2007 will go down in history as the year the Arctic icecap collapsed. The NSIDC (National Snow and Ice Date Center) is making available real time images of the Arctic Ice Cap which show the icecap shrinking dramatically below it's normal minimum summer area. Here is the report for Sept 10, 2007:
Sea ice extent continues to decline, and is now at 4.24 million square kilometers (1.63 million square miles), falling yet further below the previous record absolute minimum of 5.32 million square kilometers (2.05 million square miles) that occurred on September 20–21, 2005.
Record low icecap extent on Sept 10, 2007
More below ...
The image below shows the current (Sept 10, 2007) extent of the Arctic Ice Cap. The magenta line indicates the normal extent of the icecap at it's summer minimum for the last 30 years. As you can see the current icecap area is far below the normal area. And it's still shrinking!
The graph shows the current area of the Arctic icecap compared to previous years. The 2007 icecap is reduced by 40% from it's normal area!
View the historical data using Google Earth
Check it out in Google Earth. Open this file in Google Earth to see a time based animation of the icecap's extent. Use the time slider to see the normal Arctic summers from 1978 to 2006. This animation was obtained from the NSIDC Google Earth page.

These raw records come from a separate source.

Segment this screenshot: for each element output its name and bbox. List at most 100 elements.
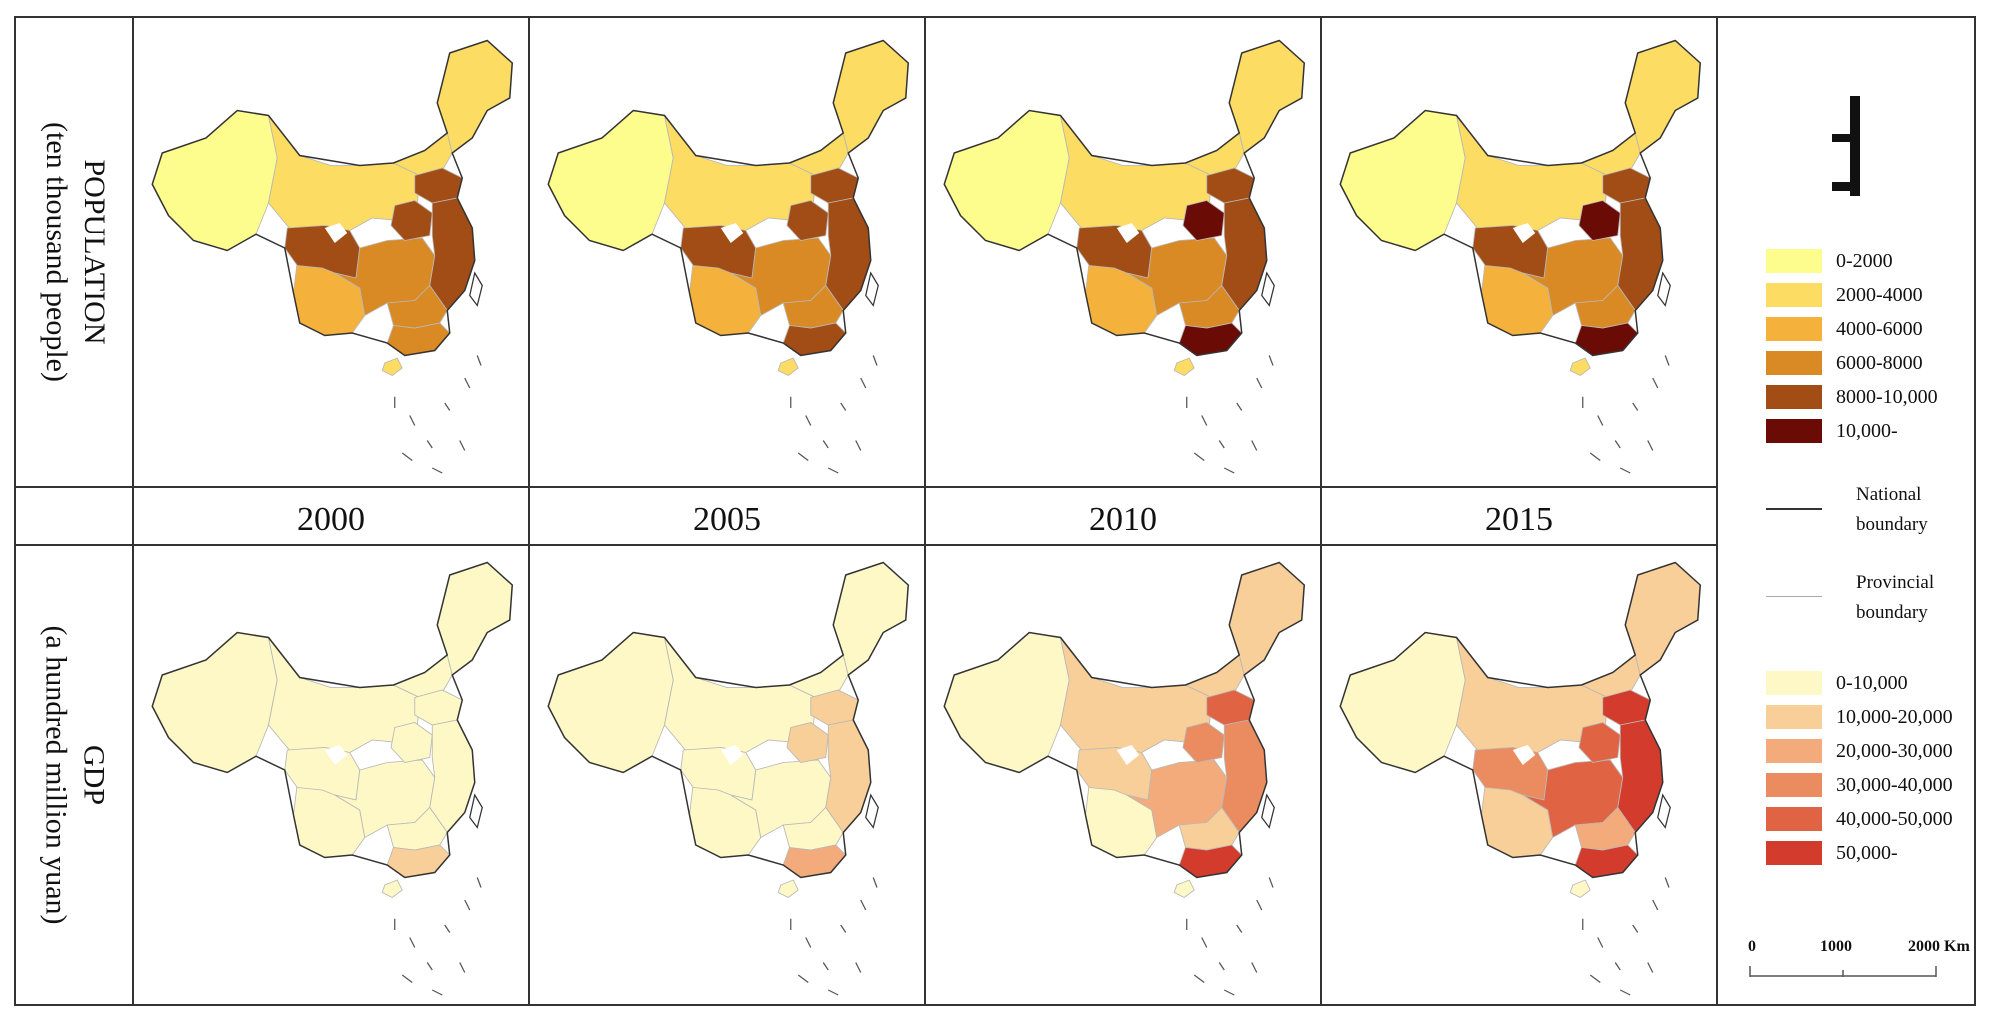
scale-tick-2000: 2000 Km [1908,938,1970,955]
maritime-boundary-dash [827,989,839,996]
island [865,271,879,307]
national-boundary-label-2: boundary [1856,514,1928,535]
maritime-boundary-dash [860,899,867,911]
region-hainan [381,879,403,899]
maritime-boundary-dash [409,415,416,426]
population-legend-item: 4000-6000 [1766,316,1923,342]
region-east [825,197,872,312]
population-legend-swatch [1766,385,1822,409]
region-guangdong [1178,322,1243,356]
gdp-legend-item: 30,000-40,000 [1766,772,1953,798]
region-east [429,719,476,834]
national-boundary [943,561,1306,879]
unshaded-area [1512,745,1536,765]
maritime-boundary-dash [1652,377,1659,389]
provincial-boundary-label: Provincial [1856,572,1935,593]
region-west [1339,110,1466,251]
region-east [1617,719,1664,834]
maritime-boundary-dash [464,377,471,389]
gdp-title: GDP [78,744,111,805]
population-legend-swatch [1766,351,1822,375]
region-hainan [777,357,799,377]
national-boundary-legend: National boundary [1766,480,1966,540]
gdp-legend-label: 30,000-40,000 [1836,773,1953,796]
unshaded-area [720,223,744,243]
island [469,793,483,829]
region-henan [1182,722,1225,763]
maritime-boundary-dash [1251,962,1258,973]
national-boundary [151,561,514,879]
figure-frame: POPULATION (ten thousand people) GDP (a … [14,16,1976,1006]
population-legend-label: 2000-4000 [1836,283,1923,306]
row-label-gdp: GDP (a hundred million yuan) [16,546,134,1004]
national-boundary-label: National [1856,484,1922,505]
region-hainan [1173,879,1195,899]
maritime-boundary-dash [1256,899,1263,911]
maritime-boundary-dash [1236,924,1243,933]
population-legend-item: 2000-4000 [1766,282,1923,308]
gdp-choropleth [943,561,1306,996]
region-henan [390,200,433,241]
region-east [1221,719,1268,834]
region-hainan [1173,357,1195,377]
maritime-boundary-dash [1647,440,1654,451]
maritime-boundary-dash [476,355,482,366]
population-legend-item: 6000-8000 [1766,350,1923,376]
maritime-boundary-dash [1619,467,1631,474]
island [865,793,879,829]
gdp-legend-swatch [1766,739,1822,763]
national-boundary [1339,561,1702,879]
grid-line [528,18,530,1004]
grid-line [132,18,134,1004]
gdp-legend-item: 40,000-50,000 [1766,806,1953,832]
gdp-legend-item: 10,000-20,000 [1766,704,1953,730]
gdp-map-2015 [1322,550,1716,1000]
unshaded-area [1512,223,1536,243]
island [1657,793,1671,829]
population-legend-item: 0-2000 [1766,248,1893,274]
unshaded-area [1116,745,1140,765]
unshaded-area [1116,223,1140,243]
provincial-boundary-swatch [1766,596,1822,597]
maritime-boundary-dash [1632,924,1639,933]
population-legend-swatch [1766,317,1822,341]
provincial-boundary-legend: Provincial boundary [1766,568,1966,628]
gdp-legend-label: 20,000-30,000 [1836,739,1953,762]
gdp-legend-swatch [1766,807,1822,831]
region-guangdong [1178,844,1243,878]
region-west [1339,632,1466,773]
gdp-legend-swatch [1766,773,1822,797]
maritime-boundary-dash [872,355,878,366]
year-label-2000: 2000 [297,501,365,538]
maritime-boundary-dash [855,440,862,451]
maritime-boundary-dash [1223,989,1235,996]
maritime-boundary-dash [1614,440,1621,449]
region-shandong [414,167,463,204]
gdp-map-2010 [926,550,1320,1000]
maritime-boundary-dash [797,974,809,983]
region-shandong [414,689,463,726]
maritime-boundary-dash [476,877,482,888]
maritime-boundary-dash [1619,989,1631,996]
grid-line [16,544,1718,546]
maritime-boundary-dash [1652,899,1659,911]
maritime-boundary-dash [872,877,878,888]
maritime-boundary-dash [860,377,867,389]
population-title: POPULATION [78,159,112,345]
national-boundary [943,39,1306,357]
region-west [547,110,674,251]
unshaded-area [324,223,348,243]
maritime-boundary-dash [1589,974,1601,983]
gdp-legend-item: 0-10,000 [1766,670,1908,696]
gdp-unit: (a hundred million yuan) [40,625,73,925]
national-boundary [547,39,910,357]
population-unit: (ten thousand people) [40,122,74,382]
region-henan [390,722,433,763]
gdp-map-2005 [530,550,924,1000]
unshaded-area [324,745,348,765]
population-legend-label: 4000-6000 [1836,317,1923,340]
region-guangdong [1574,844,1639,878]
gdp-legend-swatch [1766,671,1822,695]
maritime-boundary-dash [401,452,413,461]
maritime-boundary-dash [444,924,451,933]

Take a look to see this and much other data about the state of the cryosphere.
Real time View of the Arctic
You can also see the extent of the Arctic ice cap in real time directly in Google Earth. The image below is being updated everyday.
Opening of the Northwest Passage
The retreat of the icecap has opened up the fabled Northwest Passage for the first time!
On August 21, 2007 the Northwest Passage became open to ships without the need of an icebreaker. According to Nalan Koc of the Norwegian Polar Institute this is the first time since they began keeping records in 1972.
Just a week after Canada and the U.S. agreed to disagree over the ownership of the Northwest Passage, this summer's record melt of Arctic sea ice has unlocked the fabled polar shipping route more completely than ever before, the U.S. National Snow and Ice Data Center has announced.
"It's open," Mark Serreze, a senior scientist with research institute based in Boulder, Colo., said in an interview Tuesday. "It's unprecedented. Theoretically you could take a ship from Tokyo through the Northwest Passage to Boston. Not an easy sail, not a Sunday cruise, but it has started to happen."
Like the projected melting of the glaciers in Glacier National Park in the next 20 years, this latest event is unprecedented and adds to the evidence that global warming is happening much faster than anyone expected.
Rapid melting not just in the Arctic
Like the Arctic, the glaciers of north america are melting at unprecendented rates. Listen to Dan Fagre, an ecologist with the U.S. Geological Survey discuss the fate of the glacier's in Glacier National Park.
"The namesake glaciers for Glacier National Park are disappearing rapidly," he said. "Especially in the last several decades. These glaciers that numbered 150 when the park was first formed are now less than 27." More than 7,000 years ago, glaciers 900 to 1,500 meters thick covered this landscape. The constant ice flow carved out these jagged peaks and deep valleys. Now, Dan Fagre says the remaining glaciers are melting at an alarming rate. He blames global warming. "One glacier by itself can not invoke climate change. But, when you have all the glaciers in almost all of the mountain ranges of the entire globe responding the same way, then you know you have global phenomena. And in this case, the glaciers are responding to warming."
Fagre says if the current melting trend continues all of the glaciers will be gone within 20 years.
The Park formerly know as Glacier
By the way, I was in Glacier National Park this summer and I could not find a single reference to the rapidly melting glaciers in the park bookstores. When I asked a park ranger if they had any books on global warming or on it's effect on Glacier, I was told that for the last 7 years, they have been forbidden to discuss this with tourists because it is controversial!
Amazingly, the park bookstore does not carry a single book on the glaciers of the park. It has apparently has been purged of all but the most cursory references to the glaciers in Glacier National Park. This is apparently intentional to avoid having to admit that the glaciers no longer exist they way they used to and that they will in fact soon be only a memory.
Sobering to realize that the very weather is not controlled solely by the whims of the gods, but also by the accidents of man.